La coincidencia en este postulado es generalizada, pero la anécdota que se contará más adelante es que mientras todos sabían lo que debía hacerse, se confiaron en que el socio comercial cumpliría con la premisa. Con esa "tranquilidad" encararon cierta protección del mercado interno. "Que el otro pague el costo de la crisis", se decían para sus adentros. Pretendían que no existiera el efecto espejo.

La historia próxima concluirá quién protegió a conciencia, de forma transitoria, y mínima.

Lo cierto es que, con la Argentina como variable de análisis, cada capítulo deberá aclarar cuáles causas correspondieron a factores exógenos, y cuáles se arrastraron como consecuencia de no saber qué lugar ocupar en el mundo, cómo y en qué plazos.

"De una recesión -acota el economista Alieto Guadagni- se sale con medidas ofensivas y no defensivas, aumentando las exportaciones, no disminuyendo las importaciones. Tenemos la estructura tributaria más antiexportadora de América latina. Las únicas industrias que crecen en el mundo son las que tienen la competitividad necesaria para exportar".

Otro economista, Jorge Todesca, de Finsoport, dice: "Las restricciones a las exportaciones comenzaron como una suerte de paquete de emergencia ante los impactos inflacionarios internos del alza en el precio internacional de los alimentos. Su extensión en el tiempo fue un grave error".

La mayoría de los países multiplicaron las restricciones comerciales con el agravamiento de la crisis. "La Argentina no se aparta de la tendencia general, pero se distingue en que muchas de estas medidas son anteriores a la crisis y responden a dinámicas domésticas más que externas", explica Roberto Bouzas, profesor de la Universidad de San Andrés.

Bouzas echa mano al tamiz de los tiempos: "El principal problema de las políticas de comercio exterior en la Argentina no es su contenido, que es cambiante, sino su volatilidad. Estos períodos de fuerte intervención discrecional son seguidos por otros igualmente perniciosos de liberalización generalizada".

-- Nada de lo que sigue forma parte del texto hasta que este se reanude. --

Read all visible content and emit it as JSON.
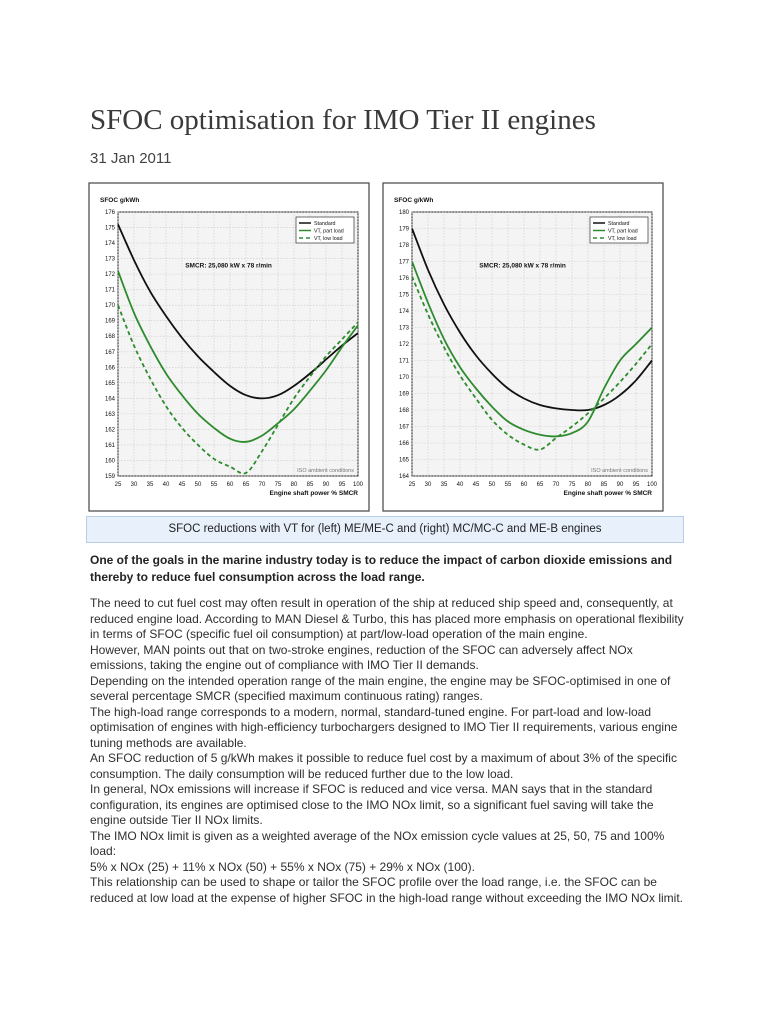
{
  "article": {
    "title": "SFOC optimisation for IMO Tier II engines",
    "date": "31 Jan 2011",
    "caption": "SFOC reductions with VT for (left) ME/ME-C and (right) MC/MC-C and ME-B engines",
    "lead": "One of the goals in the marine industry today is to reduce the impact of carbon dioxide emissions and thereby to reduce fuel consumption across the load range.",
    "paragraphs": [
      "The need to cut fuel cost may often result in operation of the ship at reduced ship speed and, consequently, at reduced engine load. According to MAN Diesel & Turbo, this has placed more emphasis on operational flexibility in terms of SFOC (specific fuel oil consumption) at part/low-load operation of the main engine.",
      "However, MAN points out that on two-stroke engines, reduction of the SFOC can adversely affect NOx emissions, taking the engine out of compliance with IMO Tier II demands.",
      "Depending on the intended operation range of the main engine, the engine may be SFOC-optimised in one of several percentage SMCR (specified maximum continuous rating) ranges.",
      "The high-load range corresponds to a modern, normal, standard-tuned engine. For part-load and low-load optimisation of engines with high-efficiency turbochargers designed to IMO Tier II requirements, various engine tuning methods are available.",
      "An SFOC reduction of 5 g/kWh makes it possible to reduce fuel cost by a maximum of about 3% of the specific consumption. The daily consumption will be reduced further due to the low load.",
      "In general, NOx emissions will increase if SFOC is reduced and vice versa. MAN says that in the standard configuration, its engines are optimised close to the IMO NOx limit, so a significant fuel saving will take the engine outside Tier II NOx limits.",
      "The IMO NOx limit is given as a weighted average of the NOx emission cycle values at 25, 50, 75 and 100% load:",
      "5% x NOx (25) + 11% x NOx (50) + 55% x NOx (75) + 29% x NOx (100).",
      "This relationship can be used to shape or tailor the SFOC profile over the load range, i.e. the SFOC can be reduced at low load at the expense of higher SFOC in the high-load range without exceeding the IMO NOx limit."
    ]
  },
  "colors": {
    "standard": "#111111",
    "vt": "#2e8b2e",
    "grid": "#c9c9c9",
    "caption_bg": "#e7f0fb"
  },
  "chart_data": [
    {
      "type": "line",
      "ylabel": "SFOC g/kWh",
      "xlabel": "Engine shaft power % SMCR",
      "annotation": "SMCR: 25,080 kW x 78 r/min",
      "note": "ISO ambient conditions",
      "xlim": [
        25,
        100
      ],
      "ylim": [
        159,
        176
      ],
      "xticks": [
        25,
        30,
        35,
        40,
        45,
        50,
        55,
        60,
        65,
        70,
        75,
        80,
        85,
        90,
        95,
        100
      ],
      "yticks": [
        159,
        160,
        161,
        162,
        163,
        164,
        165,
        166,
        167,
        168,
        169,
        170,
        171,
        172,
        173,
        174,
        175,
        176
      ],
      "legend": [
        "Standard",
        "VT, part load",
        "VT, low load"
      ],
      "legend_position": "top-right",
      "series": [
        {
          "name": "Standard",
          "style": "solid-black",
          "x": [
            25,
            30,
            35,
            40,
            45,
            50,
            55,
            60,
            65,
            70,
            75,
            80,
            85,
            90,
            95,
            100
          ],
          "y": [
            175.2,
            172.9,
            170.9,
            169.3,
            167.9,
            166.7,
            165.7,
            164.8,
            164.2,
            164.0,
            164.2,
            164.8,
            165.6,
            166.5,
            167.4,
            168.2
          ]
        },
        {
          "name": "VT, part load",
          "style": "solid-green",
          "x": [
            25,
            30,
            35,
            40,
            45,
            50,
            55,
            60,
            65,
            70,
            75,
            80,
            85,
            90,
            95,
            100
          ],
          "y": [
            172.2,
            169.5,
            167.4,
            165.6,
            164.2,
            163.0,
            162.1,
            161.4,
            161.2,
            161.6,
            162.4,
            163.3,
            164.5,
            165.8,
            167.3,
            168.7
          ]
        },
        {
          "name": "VT, low load",
          "style": "dashed-green",
          "x": [
            25,
            30,
            35,
            40,
            45,
            50,
            55,
            60,
            65,
            70,
            75,
            80,
            85,
            90,
            95,
            100
          ],
          "y": [
            170.0,
            167.4,
            165.3,
            163.5,
            162.1,
            161.0,
            160.1,
            159.6,
            159.2,
            160.6,
            162.3,
            164.0,
            165.4,
            166.7,
            167.8,
            168.9
          ]
        }
      ]
    },
    {
      "type": "line",
      "ylabel": "SFOC g/kWh",
      "xlabel": "Engine shaft power % SMCR",
      "annotation": "SMCR: 25,080 kW x 78 r/min",
      "note": "ISO ambient conditions",
      "xlim": [
        25,
        100
      ],
      "ylim": [
        164,
        180
      ],
      "xticks": [
        25,
        30,
        35,
        40,
        45,
        50,
        55,
        60,
        65,
        70,
        75,
        80,
        85,
        90,
        95,
        100
      ],
      "yticks": [
        164,
        165,
        166,
        167,
        168,
        169,
        170,
        171,
        172,
        173,
        174,
        175,
        176,
        177,
        178,
        179,
        180
      ],
      "legend": [
        "Standard",
        "VT, part load",
        "VT, low load"
      ],
      "legend_position": "top-right",
      "series": [
        {
          "name": "Standard",
          "style": "solid-black",
          "x": [
            25,
            30,
            35,
            40,
            45,
            50,
            55,
            60,
            65,
            70,
            75,
            80,
            85,
            90,
            95,
            100
          ],
          "y": [
            179.0,
            176.5,
            174.4,
            172.7,
            171.3,
            170.2,
            169.3,
            168.7,
            168.3,
            168.1,
            168.0,
            168.0,
            168.3,
            168.9,
            169.8,
            171.0
          ]
        },
        {
          "name": "VT, part load",
          "style": "solid-green",
          "x": [
            25,
            30,
            35,
            40,
            45,
            50,
            55,
            60,
            65,
            70,
            75,
            80,
            85,
            90,
            95,
            100
          ],
          "y": [
            177.0,
            174.5,
            172.3,
            170.6,
            169.3,
            168.2,
            167.3,
            166.8,
            166.5,
            166.4,
            166.6,
            167.3,
            169.3,
            171.0,
            172.0,
            173.0
          ]
        },
        {
          "name": "VT, low load",
          "style": "dashed-green",
          "x": [
            25,
            30,
            35,
            40,
            45,
            50,
            55,
            60,
            65,
            70,
            75,
            80,
            85,
            90,
            95,
            100
          ],
          "y": [
            176.1,
            173.8,
            171.8,
            170.1,
            168.7,
            167.4,
            166.5,
            165.9,
            165.6,
            166.3,
            167.0,
            167.8,
            168.7,
            169.7,
            170.8,
            172.0
          ]
        }
      ]
    }
  ]
}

Rodrigo Alvarez, de la consultora Ecolatina, recuerda que las medidas restrictivas comenzaron en 2006, a las ventas de carnes y lácteos para contener los precios internos. "No consiguieron frenar la inflación y las consecuencias en la oferta han sido muy negativas", señala.

Las limitaciones a las importaciones, dice, son "un instrumento aceptado por la Organización Mundial del Comercio [OMC] para proteger a la producción nacional frente a la competencia desleal. Este tipo de mecanismos es sustentable". Deja de serlo, claro está, cuando se abusa de ellas otorgándolas más allá del plazo máximo (60 días) y cuando pasan a ser de duración indefinida.

No es lo mismo, sugieren los especialistas, imponer límites a las importaciones para atacar la competencia desleal que para procurar sustituirlas. En el primer caso, funcionan las licencias, pero éstas se desnaturalizan cuando apuntan a satisfacer el otro fin.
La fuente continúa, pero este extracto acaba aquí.